BigCommerce (BIGC) to Offer $300M in Convertible Senior Notes
BigCommerce Holdings, Inc. (Nasdaq: BIGC) announced its intention to offer, subject to market and other conditions, $300 million aggregate principal amount of convertible senior notes due 2026 (the “notes”) in a private offering to qualified institutional buyers pursuant to Rule 144A under the Securities Act of 1933, as amended (the “Securities Act”). BigCommerce also expects to grant the initial purchasers of the notes an option to purchase, for settlement within a period of 13 days from, and including, the date notes are first issued, up to an additional $45 million principal amount of notes.
The notes will be senior, unsecured obligations of BigCommerce, will accrue interest payable semi-annually in arrears and will mature on October 1, 2026, unless earlier converted, redeemed or repurchased by BigCommerce. Noteholders will have the right to convert their notes in certain circumstances and during specified periods. BigCommerce will settle conversions by paying or delivering, as applicable, cash, shares of its Series 1 common stock (the “common stock”) or a combination of cash and shares of its common stock, at BigCommerce’s election. The notes will be redeemable, in whole or in part (subject to certain limitations), for cash at BigCommerce’s option at any time, and from time to time, on or after October 7, 2024 and on or before the 25th scheduled trading day immediately before the maturity date, but only if the last reported sale price per share of BigCommerce’s common stock exceeds 130% of the conversion price for a specified period of time. The redemption price will be equal to the principal amount of the notes to be redeemed, plus accrued and unpaid interest, if any, to, but excluding, the redemption date. The interest rate, initial conversion rate and other terms of the notes will be determined at the pricing of the offering.
BigCommerce intends to use a portion of the net proceeds from the offering to fund the cost of entering into the capped call transactions described below. BigCommerce intends to use the remainder of the net proceeds from the offering for general corporate purposes. If the initial purchasers exercise their option to purchase additional notes, then BigCommerce intends to use a portion of the additional net proceeds to fund the cost of entering into additional capped call transactions as described below.
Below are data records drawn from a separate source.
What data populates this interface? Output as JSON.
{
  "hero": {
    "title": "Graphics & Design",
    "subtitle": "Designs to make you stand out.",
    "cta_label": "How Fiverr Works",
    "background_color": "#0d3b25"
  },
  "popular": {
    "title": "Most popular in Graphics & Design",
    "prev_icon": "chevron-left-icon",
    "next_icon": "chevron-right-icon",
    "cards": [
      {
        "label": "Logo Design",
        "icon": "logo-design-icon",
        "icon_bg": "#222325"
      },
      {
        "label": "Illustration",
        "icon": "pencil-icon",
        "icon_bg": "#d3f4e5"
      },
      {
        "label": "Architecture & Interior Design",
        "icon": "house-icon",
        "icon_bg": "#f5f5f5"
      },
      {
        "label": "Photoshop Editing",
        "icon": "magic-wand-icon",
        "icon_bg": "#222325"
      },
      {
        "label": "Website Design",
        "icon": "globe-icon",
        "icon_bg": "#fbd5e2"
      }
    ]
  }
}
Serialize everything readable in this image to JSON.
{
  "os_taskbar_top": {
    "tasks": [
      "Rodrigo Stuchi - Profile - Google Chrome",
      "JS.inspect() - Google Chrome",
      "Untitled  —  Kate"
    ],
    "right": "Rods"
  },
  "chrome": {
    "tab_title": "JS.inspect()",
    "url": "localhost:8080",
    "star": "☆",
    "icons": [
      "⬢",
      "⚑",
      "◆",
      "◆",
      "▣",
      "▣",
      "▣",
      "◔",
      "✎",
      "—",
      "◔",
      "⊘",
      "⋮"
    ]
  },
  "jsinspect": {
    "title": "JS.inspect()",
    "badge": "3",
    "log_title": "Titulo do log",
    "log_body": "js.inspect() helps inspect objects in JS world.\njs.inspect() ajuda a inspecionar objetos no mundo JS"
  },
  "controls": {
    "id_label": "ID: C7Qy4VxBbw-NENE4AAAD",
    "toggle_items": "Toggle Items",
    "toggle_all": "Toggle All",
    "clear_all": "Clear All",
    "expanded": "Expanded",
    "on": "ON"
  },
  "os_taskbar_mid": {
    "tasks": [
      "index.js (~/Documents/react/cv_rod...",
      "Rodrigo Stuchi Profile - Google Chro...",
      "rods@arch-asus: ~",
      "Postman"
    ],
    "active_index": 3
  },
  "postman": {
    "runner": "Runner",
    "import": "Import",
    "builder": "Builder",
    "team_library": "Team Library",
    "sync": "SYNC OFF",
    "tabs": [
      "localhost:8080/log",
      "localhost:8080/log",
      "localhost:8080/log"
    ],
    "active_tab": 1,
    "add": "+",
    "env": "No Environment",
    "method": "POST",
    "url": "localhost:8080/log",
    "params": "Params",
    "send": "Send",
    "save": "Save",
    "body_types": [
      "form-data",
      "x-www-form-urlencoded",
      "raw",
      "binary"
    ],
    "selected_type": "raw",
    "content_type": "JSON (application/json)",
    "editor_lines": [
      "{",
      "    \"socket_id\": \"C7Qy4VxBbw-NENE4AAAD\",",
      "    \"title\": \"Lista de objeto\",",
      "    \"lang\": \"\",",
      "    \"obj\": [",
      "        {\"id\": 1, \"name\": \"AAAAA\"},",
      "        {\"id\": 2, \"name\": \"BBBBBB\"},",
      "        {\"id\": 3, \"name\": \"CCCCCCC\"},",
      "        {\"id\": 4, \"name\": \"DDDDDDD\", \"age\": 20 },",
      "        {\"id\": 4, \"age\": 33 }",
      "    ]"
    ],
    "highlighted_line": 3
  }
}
In connection with the pricing of the notes, BigCommerce expects to enter into privately negotiated capped call transactions with one or more of the initial purchasers and/or their respective affiliates and/or other financial institutions (the “option counterparties”). The capped call transactions will cover, subject to customary adjustments, the number of shares of common stock initially underlying the notes. The capped call transactions are expected generally to reduce potential dilution to BigCommerce’s common stock upon conversion of the notes or at BigCommerce’s election (subject to certain conditions) offset any cash payments BigCommerce is required to make in excess of the aggregate principal amount of converted notes, as the case may be, with such reduction or offset subject to a cap.
In connection with establishing their initial hedges of the capped call transactions, the option counterparties or their respective affiliates expect to purchase shares of BigCommerce’s common stock and/or enter into various derivative transactions with respect to BigCommerce’s common stock concurrently with or shortly after the pricing of the notes. This activity could increase (or reduce the size of any decrease in) the market price of BigCommerce’s common stock or the notes at that time. In addition, the option counterparties or their respective affiliates may modify their hedge positions by entering into or unwinding various derivatives with respect to BigCommerce’s common stock and/or purchasing or selling BigCommerce’s common stock or other securities issued by BigCommerce in secondary market transactions following the pricing of the notes and prior to the maturity of the notes (and are likely to do so on each exercise date of the capped call transactions, which are expected to occur during the 25 trading day period beginning on the 26th scheduled trading day prior to the maturity date of the notes, or following any termination of any portion of the capped call transactions in connection with any repurchase, redemption or early conversion of the notes). This activity could also cause or avoid an increase or a decrease in the market price of BigCommerce’s common stock or the notes, which could affect a noteholder’s ability to convert the notes and, to the extent the activity occurs during any observation period related to a conversion of the notes, it could affect the number of shares and value of the consideration that a noteholder will receive upon conversion of the notes.
In addition, if any such capped call transaction fails to become effective, whether or not this offering of the notes is completed, the option counterparty party thereto may unwind its hedge positions with respect to BigCommerce’s common stock, which could adversely affect the value of BigCommerce’s common stock and, if the notes have been issued, the value of the notes.
The offer and sale of the notes and any shares of common stock issuable upon conversion of the notes have not been, and will not be, registered under the Securities Act or any other securities laws, and the notes and any such shares cannot be offered or sold except pursuant to an exemption from, or in a transaction not subject to, the registration requirements of the Securities Act and any other applicable securities laws. This press release does not constitute an offer to sell, or the solicitation of an offer to buy, the notes or any shares of common stock issuable upon conversion of the notes, nor will there be any sale of the notes or any such shares, in any state or other jurisdiction in which such offer, sale or solicitation would be unlawful.